Abstract

The North Pacific Oscillation (NPO), the second leading atmospheric mode in the North Pacific Ocean, is known to be responsible for climate variability and extremes in adjacent regions. The reproducibility of the NPO in climate models is thus a topic of interest for the more accurate prediction of climate extremes. By investigating the spatial characteristics of the NPO in models from phase 5 of the Coupled Model Intercomparison Project (CMIP5), this study reveals the intimate relationship between the NPO structure and the atmospheric mean states over the North Pacific. The majority of the models reasonably capture the meridional contrast of pressure anomalies, but the detailed horizontal characteristics of the NPO are found to differ among the models.
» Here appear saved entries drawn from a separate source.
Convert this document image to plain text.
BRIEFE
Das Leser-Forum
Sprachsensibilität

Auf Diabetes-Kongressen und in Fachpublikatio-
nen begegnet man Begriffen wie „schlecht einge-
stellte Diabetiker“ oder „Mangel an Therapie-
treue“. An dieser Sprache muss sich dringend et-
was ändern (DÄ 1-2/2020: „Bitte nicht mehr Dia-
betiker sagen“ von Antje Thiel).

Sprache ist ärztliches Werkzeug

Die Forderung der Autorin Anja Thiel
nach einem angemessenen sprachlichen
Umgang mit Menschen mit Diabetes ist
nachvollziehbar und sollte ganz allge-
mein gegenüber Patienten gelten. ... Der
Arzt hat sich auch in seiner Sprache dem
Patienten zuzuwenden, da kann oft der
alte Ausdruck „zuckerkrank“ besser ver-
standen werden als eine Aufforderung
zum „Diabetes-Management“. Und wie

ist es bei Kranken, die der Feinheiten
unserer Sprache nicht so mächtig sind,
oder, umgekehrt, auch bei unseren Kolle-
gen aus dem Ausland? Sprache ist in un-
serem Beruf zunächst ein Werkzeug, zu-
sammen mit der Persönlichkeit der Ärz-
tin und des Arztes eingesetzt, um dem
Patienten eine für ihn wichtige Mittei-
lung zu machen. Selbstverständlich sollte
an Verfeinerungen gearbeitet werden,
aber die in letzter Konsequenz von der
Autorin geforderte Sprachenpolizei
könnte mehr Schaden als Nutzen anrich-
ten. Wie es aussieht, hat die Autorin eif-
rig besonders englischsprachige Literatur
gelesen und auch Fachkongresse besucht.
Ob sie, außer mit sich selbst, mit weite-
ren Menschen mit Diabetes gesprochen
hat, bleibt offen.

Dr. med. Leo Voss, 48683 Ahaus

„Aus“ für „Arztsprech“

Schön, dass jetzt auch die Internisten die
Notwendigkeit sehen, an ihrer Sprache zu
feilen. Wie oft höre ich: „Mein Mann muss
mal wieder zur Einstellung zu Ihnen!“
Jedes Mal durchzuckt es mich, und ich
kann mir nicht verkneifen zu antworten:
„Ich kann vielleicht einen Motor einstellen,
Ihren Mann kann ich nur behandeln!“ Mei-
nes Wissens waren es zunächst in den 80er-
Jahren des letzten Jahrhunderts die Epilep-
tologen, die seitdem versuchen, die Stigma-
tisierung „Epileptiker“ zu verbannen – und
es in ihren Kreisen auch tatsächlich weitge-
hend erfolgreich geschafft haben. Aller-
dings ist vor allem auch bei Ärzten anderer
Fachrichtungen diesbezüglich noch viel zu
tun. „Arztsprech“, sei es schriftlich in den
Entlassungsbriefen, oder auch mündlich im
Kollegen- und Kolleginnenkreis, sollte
Diagnostic analysis of 30 climate models and long-term observations suggest that systematic bias in the mean atmospheric baroclinicity over the North Pacific crucially affects the horizontal shape and zonal position of the NPO. In the models in which the climatological continental trough over the western North Pacific extends farther to the east, the NPO tends to be simulated farther to the east, strengthening its impact on the downstream climate. In contrast, when the climatological continental trough is reduced in size toward the west, the growth of the NPO is limited to the west, and its influence is weakened downstream. This relationship can be understood via the altered available potential and kinetic energy conversions that feed the total energy of the NPO, primarily stemming from the difference in the mean horizontal temperature gradient and stretching deformation of the mean horizontal wind.